Esther van Messel, Founder and CEO of First Hand Films, described the film this way after acquiring international sales rights: "Anna and Banker (and Yo!) allow us to see cinema with new eyes while making it all look easy. Sailing almost effortlessly through a world of love, grief and happiness, we kept being surprised by the visual and dramatical turns, enjoyed the world we're in and the protagonists we spent time with. The elegant analog handwriting of filmmaking has nothing artificial about it, but all of the art."

At the Seattle International Film Festival, Artistic Director Beth Barrett selected YO as a Programmer's Pick. Her note was short: "Anna Fitch and Banker White have created a love letter to friendship, generational connection, and frankly, to art itself."

The Connection to 'The Genius of Marian'

Director Anna Fitch is the partner of Banker White, who directed The Genius of Marian - the documentary about his mother's Alzheimer's disease and this site’s namesake. Both films were made through Mirabel Pictures. Both deal with memory, loss, and the act of holding onto someone who is slipping away. The methods are different. The emotional territory is not.

The Genius of Marian looked at memory loss from the inside of a family. YO looks at the same territory from the outside - from the perspective of a friend who refused to let go. If you've spent time with one film, the other will feel familiar in ways that are hard to articulate.

Fitch put it plainly in her conversation with Business Doc Europe: "The experience of making this film has changed my relationship with grief. I think grief is different for everyone. As much as I can feel joy and move past it, that deep sadness is there - but I want to let myself feel those feelings sometimes."

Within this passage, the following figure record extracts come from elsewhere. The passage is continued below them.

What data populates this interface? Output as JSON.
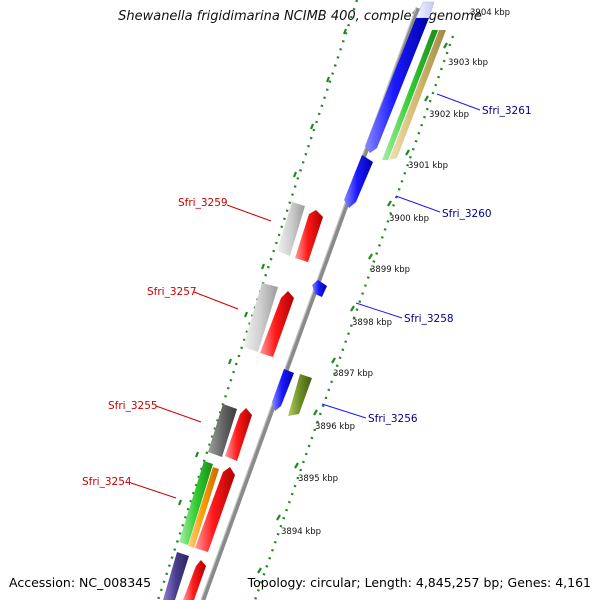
{
  "title": "Shewanella frigidimarina NCIMB 400, complete genome",
  "footer": {
    "accession": "Accession: NC_008345",
    "topology": "Topology: circular; Length: 4,845,257 bp; Genes: 4,161"
  },
  "colors": {
    "backbone": "#888888",
    "tick_marks": "#1f8a1f",
    "forward_label": "#cc0000",
    "reverse_label": "#00008b",
    "red_gene": "#ff1a1a",
    "blue_gene": "#1a1aff"
  },
  "kbp_ticks": [
    {
      "label": "3904 kbp"
    },
    {
      "label": "3903 kbp"
    },
    {
      "label": "3902 kbp"
    },
    {
      "label": "3901 kbp"
    },
    {
      "label": "3900 kbp"
    },
    {
      "label": "3899 kbp"
    },
    {
      "label": "3898 kbp"
    },
    {
      "label": "3897 kbp"
    },
    {
      "label": "3896 kbp"
    },
    {
      "label": "3895 kbp"
    },
    {
      "label": "3894 kbp"
    }
  ],
  "gene_labels": [
    {
      "label": "Sfri_3261",
      "strand": "reverse"
    },
    {
      "label": "Sfri_3260",
      "strand": "reverse"
    },
    {
      "label": "Sfri_3258",
      "strand": "reverse"
    },
    {
      "label": "Sfri_3256",
      "strand": "reverse"
    },
    {
      "label": "Sfri_3259",
      "strand": "forward"
    },
    {
      "label": "Sfri_3257",
      "strand": "forward"
    },
    {
      "label": "Sfri_3255",
      "strand": "forward"
    },
    {
      "label": "Sfri_3254",
      "strand": "forward"
    }
  ]
}
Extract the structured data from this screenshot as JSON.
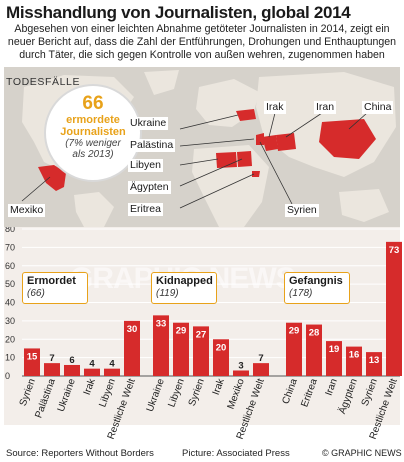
{
  "title": "Misshandlung von Journalisten, global 2014",
  "intro": "Abgesehen von einer leichten Abnahme getöteter Journalisten in 2014, zeigt ein neuer Bericht auf, dass die Zahl der Entführungen, Drohungen und Enthauptungen durch Täter, die sich gegen Kontrolle von außen wehren, zugenommen haben",
  "map": {
    "todesfaelle_label": "TODESFÄLLE",
    "badge": {
      "number": "66",
      "line1": "ermordete",
      "line2": "Journalisten",
      "line3": "(7% weniger",
      "line4": "als 2013)"
    },
    "labels": {
      "ukraine": "Ukraine",
      "irak": "Irak",
      "iran": "Iran",
      "china": "China",
      "palaestina": "Palästina",
      "libyen": "Libyen",
      "aegypten": "Ägypten",
      "eritrea": "Eritrea",
      "syrien": "Syrien",
      "mexiko": "Mexiko"
    },
    "colors": {
      "highlight": "#d62b2b",
      "land": "#ebe6de",
      "sea": "#d6d2cb"
    }
  },
  "chart_data": {
    "type": "bar",
    "ylim": [
      0,
      80
    ],
    "yticks": [
      0,
      10,
      20,
      30,
      40,
      50,
      60,
      70,
      80
    ],
    "bar_color": "#d62b2b",
    "groups": [
      {
        "name": "Ermordet",
        "count": "(66)",
        "categories": [
          "Syrien",
          "Palästina",
          "Ukraine",
          "Irak",
          "Libyen",
          "Restliche Welt"
        ],
        "values": [
          15,
          7,
          6,
          4,
          4,
          30
        ]
      },
      {
        "name": "Kidnapped",
        "count": "(119)",
        "categories": [
          "Ukraine",
          "Libyen",
          "Syrien",
          "Irak",
          "Mexiko",
          "Restliche Welt"
        ],
        "values": [
          33,
          29,
          27,
          20,
          3,
          7
        ]
      },
      {
        "name": "Gefangnis",
        "count": "(178)",
        "categories": [
          "China",
          "Eritrea",
          "Iran",
          "Ägypten",
          "Syrien",
          "Restliche Welt"
        ],
        "values": [
          29,
          28,
          19,
          16,
          13,
          73
        ]
      }
    ]
  },
  "source": "Source: Reporters Without Borders",
  "picture": "Picture: Associated Press",
  "credit": "© GRAPHIC NEWS"
}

What's worth noting, after reading through all of this press, is how consistent the response has been across outlets that don't usually agree on much. Screen Daily and ION Cinema rarely land in the same zip code. The Hollywood Reporter and The Upcoming cover very different audiences. And yet the same words keep coming back - joy, grief, friendship, handmade, alive.

Upcoming Screenings

If you want to catch the film on the festival circuit, here is where it's playing next:

For the most up-to-date ticket information and additional festival announcements, check the official YO screening calendar.

It’s a film about a woman who died in 2013, built by hand over more than a decade, shot partly with insects and a puppet, it walked out of the Berlin Film Festival with a Silver Bear - and the film earned it. For anyone who has followed Anna Fitch and Banker White's work through The Genius of Marian, this is a natural next chapter - a different film, a different loss, but the same refusal to let grief be the only thing a story is about.